Ma première peinture, datée du 29 mai 2009. J’avais promis à une amie de venir la voir avec un carrosse, et n’étant pas très manuel, j’ai honoré ma promesse à ma façon.
Affairée sans grande conviction à son ouvrage de broderie, elle crut l’entendre durant un instant. Un bruit bref, sourd, lointain qui mourut aussitôt émis, se noyant dans le brouhaha formidable de la place publique où éclats de voix et rires gras se mêlaient aux cris des enfants. Qui déclamait un avis, monté sur un piédestal, qui pleurait sous les coups de sa mère, les mains noircies de terre, qui choquait son godet avec celui de son voisin, sur une anecdote aussi vaseuse que la bière qu’il ingurgitait, qui hâlait les passant pour les attirer vers ses étals… Et dans ce vacarme infernal, l’oreille aux aguets de la jeune demoiselle cherchait en vain le son tant attendu.
Jusqu’à ce que le roulis du gravier résonne au plus profond de son être, mariant le chant des pavés que caresse et que frappe le bois au rythme régulier des sabots.
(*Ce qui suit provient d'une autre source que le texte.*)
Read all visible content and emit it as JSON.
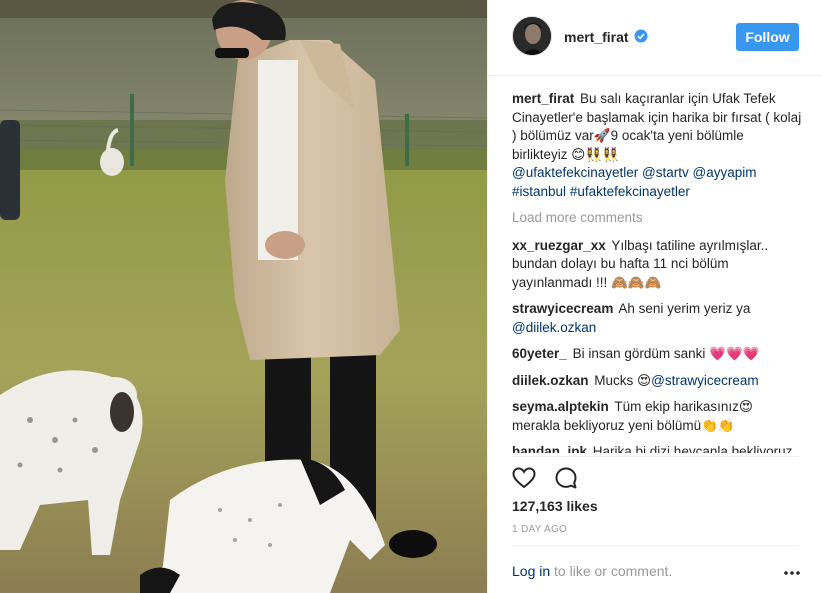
{
  "post": {
    "username": "mert_firat",
    "follow_label": "Follow",
    "caption": {
      "username": "mert_firat",
      "text": "Bu salı kaçıranlar için Ufak Tefek Cinayetler'e başlamak için harika bir fırsat ( kolaj ) bölümüz var🚀9 ocak'ta yeni bölümle birlikteyiz 😊👯‍♀️👯‍♀️",
      "mentions": [
        "@ufaktefekcinayetler",
        "@startv",
        "@ayyapim"
      ],
      "hashtags": [
        "#istanbul",
        "#ufaktefekcinayetler"
      ]
    },
    "load_more_label": "Load more comments",
    "comments": [
      {
        "user": "xx_ruezgar_xx",
        "text": "Yılbaşı tatiline ayrılmışlar.. bundan dolayı bu hafta 11 nci bölüm yayınlanmadı !!! 🙈🙈🙈"
      },
      {
        "user": "strawyicecream",
        "text": "Ah seni yerim yeriz ya",
        "mention": "@diilek.ozkan"
      },
      {
        "user": "60yeter_",
        "text": "Bi insan gördüm sanki 💗💗💗"
      },
      {
        "user": "diilek.ozkan",
        "text": "Mucks 😍",
        "mention": "@strawyicecream"
      },
      {
        "user": "seyma.alptekin",
        "text": "Tüm ekip harikasınız😍 merakla bekliyoruz yeni bölümü👏👏"
      },
      {
        "user": "handan_ipk",
        "text": "Harika bi dizi heycanla bekliyoruz😍😍"
      }
    ],
    "likes": "127,163 likes",
    "time": "1 DAY AGO",
    "footer": {
      "login": "Log in",
      "rest": " to like or comment."
    }
  },
  "icons": [
    "verified-icon",
    "heart-icon",
    "comment-icon",
    "more-options-icon"
  ],
  "colors": {
    "follow": "#3897f0",
    "link": "#003569",
    "muted": "#999999",
    "text": "#262626"
  }
}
Alors les bruits de la ville s’estompèrent dans son esprit, tant le rabot du menuisier que la meule du rémouleur ou la girelle du potier, tous disparurent dès que se dessina au détour de la grand-route le fabuleux cortège. Les deux alezans, éreintés, veines saillantes et lourdement harnachés, firent mine de ralentir dans leur course effrénée en approchant de la place, traînant derrière eux le grand coche.
Imposant tant par sa hauteur que par ses parures, toutes plaquées d’or et d’acier sur le bois cramoisi, le véhicule passa bientôt devant la demoiselle. Elle abandonna aussitôt sa toile et se leva, posant un regard gorgé d’espoir sur le carrosse. Une mèche d’or fila devant l’une des fenêtres du coche, bientôt suivie du gracieux visage de sa passagère, blanc comme neige et tacheté de rousseurs délicates, d’une beauté simple et franche, sans ornements ni artifices. La jeune brodeuse se prit à rougir, prenant pour elle le sourire candide que la voyageuse adressait à tous les bons et loyaux sujets de son père.
Les chevaux continuant leur route dérobèrent bientôt à la demoiselle du peuple le sourire de sa voisine de haut lignage, faisant tourner le coche entier pour entrer par les grandes portes de la citadelle. Ces mêmes portes qui se refermèrent peu après dans un fracas assourdissant, arrachant la brodeuse à sa contemplation pour la plonger avec violence dans l’agitation citadine. Elle reprit son ouvrage avec un plaisir non feint, son visage reflétant encore le sourire de la noble demoiselle, et rêva des rencontres du lendemain, les yeux humides d’espérance.